When it came to death, Doris Day's attitude was anything but whatever will be, will be.

The 97-year-old Hollywood legend, who died from pneumonia on Monday, "didn't like death," according to her manager Bob Bashara.

The Academy Award-nominated star of "Pillow Talk" explicitly stated in her will that her death was not to be commemorated.

"No funeral, no memorial and no marker," said Bashara, who believed another reason behind Day's final wishes is that she was a "very shy person."

The singer-actress became a Christian Scientist in 1951, when she married the third of her four husbands, Martin Melcher. Despite straying from the religion after his 1968 death, she remained close to God.

"She believed in God, and she thought her voice was God-given," explained Bashara. "She would say, 'God gave me a voice, and I just used it.'"

Day ensured her numerous pets would be well taken care, according to her will. The remaining bulk of her estate will be donated to charity.
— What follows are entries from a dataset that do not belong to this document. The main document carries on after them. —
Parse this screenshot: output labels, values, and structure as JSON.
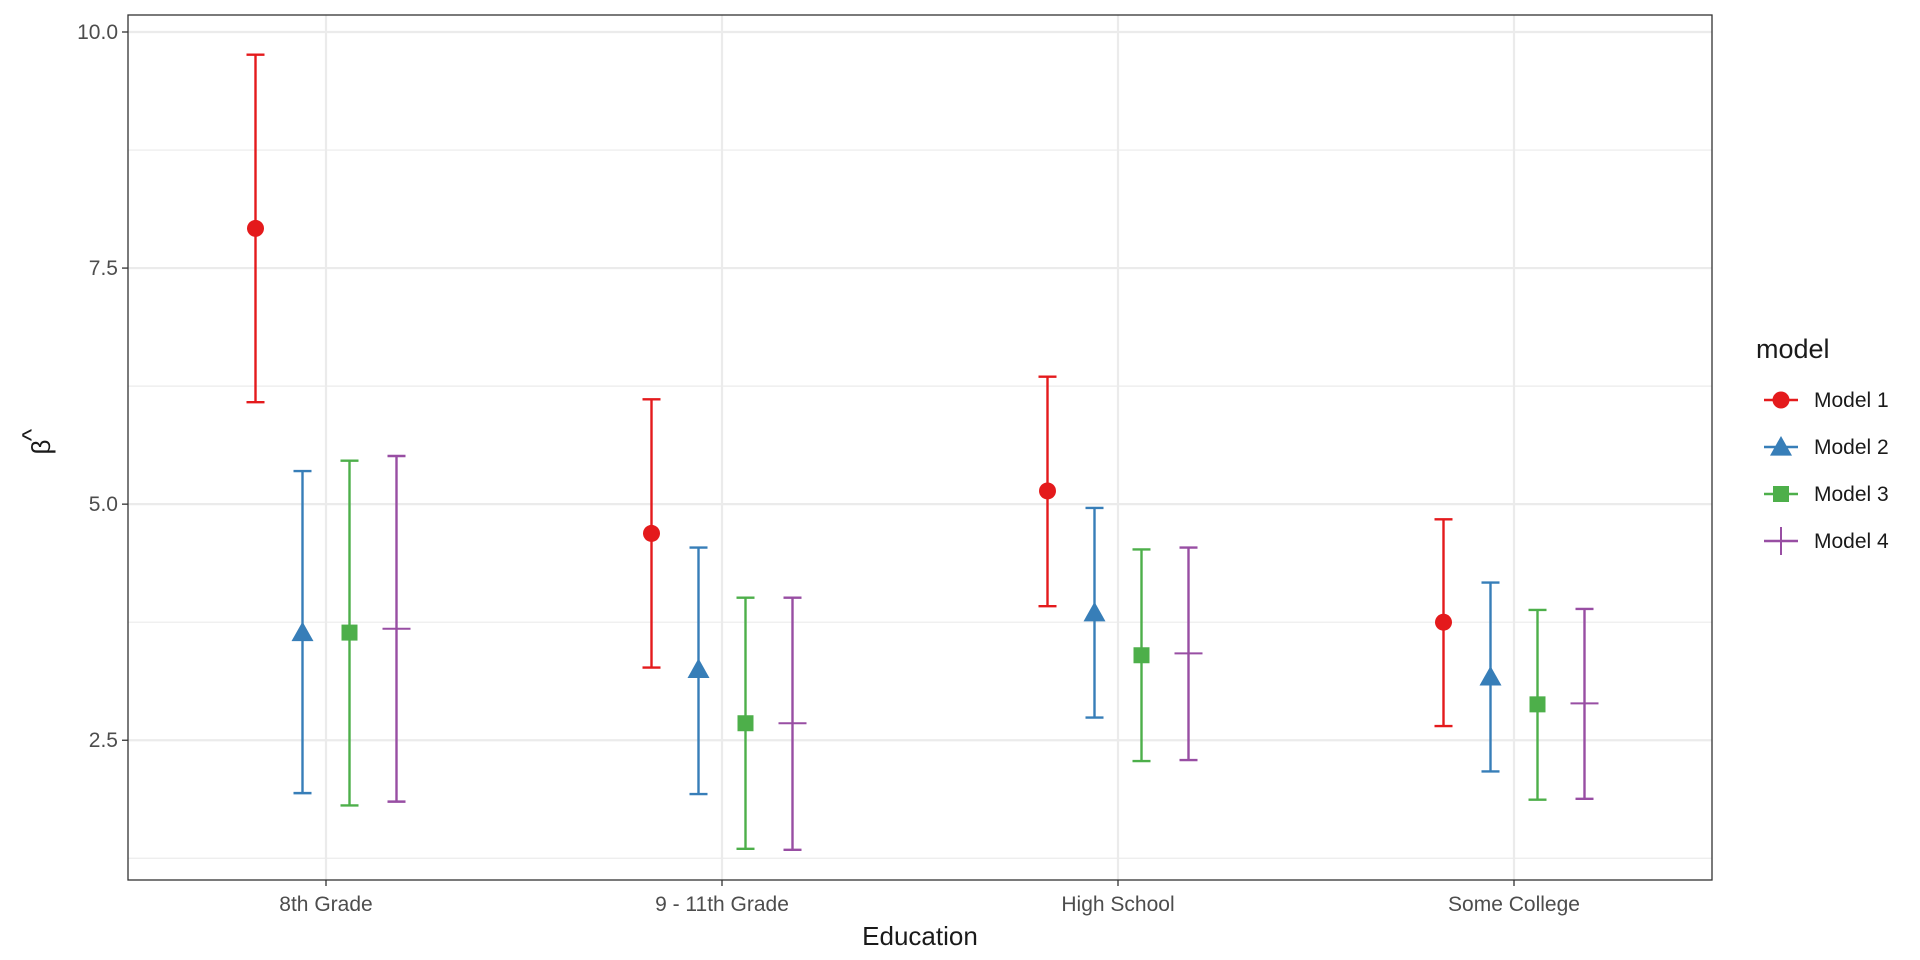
{
  "chart_data": {
    "type": "scatter",
    "subtype": "pointrange-dodged",
    "title": "",
    "xlabel": "Education",
    "ylabel": "β̂",
    "ylabel_hat": "^",
    "ylabel_main": "β",
    "categories": [
      "8th Grade",
      "9 - 11th Grade",
      "High School",
      "Some College"
    ],
    "ylim": [
      1.02,
      10.18
    ],
    "yticks": [
      2.5,
      5.0,
      7.5,
      10.0
    ],
    "ytick_labels": [
      "2.5",
      "5.0",
      "7.5",
      "10.0"
    ],
    "grid": true,
    "legend": {
      "title": "model",
      "position": "right"
    },
    "series": [
      {
        "name": "Model 1",
        "color": "#E41A1C",
        "shape": "circle",
        "values": [
          7.92,
          4.69,
          5.14,
          3.75
        ],
        "lower": [
          6.08,
          3.27,
          3.92,
          2.65
        ],
        "upper": [
          9.76,
          6.11,
          6.35,
          4.84
        ]
      },
      {
        "name": "Model 2",
        "color": "#377EB8",
        "shape": "triangle",
        "values": [
          3.64,
          3.25,
          3.85,
          3.17
        ],
        "lower": [
          1.94,
          1.93,
          2.74,
          2.17
        ],
        "upper": [
          5.35,
          4.54,
          4.96,
          4.17
        ]
      },
      {
        "name": "Model 3",
        "color": "#4DAF4A",
        "shape": "square",
        "values": [
          3.64,
          2.68,
          3.4,
          2.88
        ],
        "lower": [
          1.81,
          1.35,
          2.28,
          1.87
        ],
        "upper": [
          5.46,
          4.01,
          4.52,
          3.88
        ]
      },
      {
        "name": "Model 4",
        "color": "#984EA3",
        "shape": "plus",
        "values": [
          3.68,
          2.68,
          3.42,
          2.89
        ],
        "lower": [
          1.85,
          1.34,
          2.29,
          1.88
        ],
        "upper": [
          5.51,
          4.01,
          4.54,
          3.89
        ]
      }
    ]
  }
}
"I'd say we need to provide for her dog (after she died) and she'd say, 'I don't want to think about it' and she said, 'Well, you just take care of them,'" Bashara told People. "She had several when her will was written, and she wanted to be sure they were taken care of. She didn't like to talk about the dogs dying."

Her fans are being encouraged to support the Doris Day Animal Foundation through donations.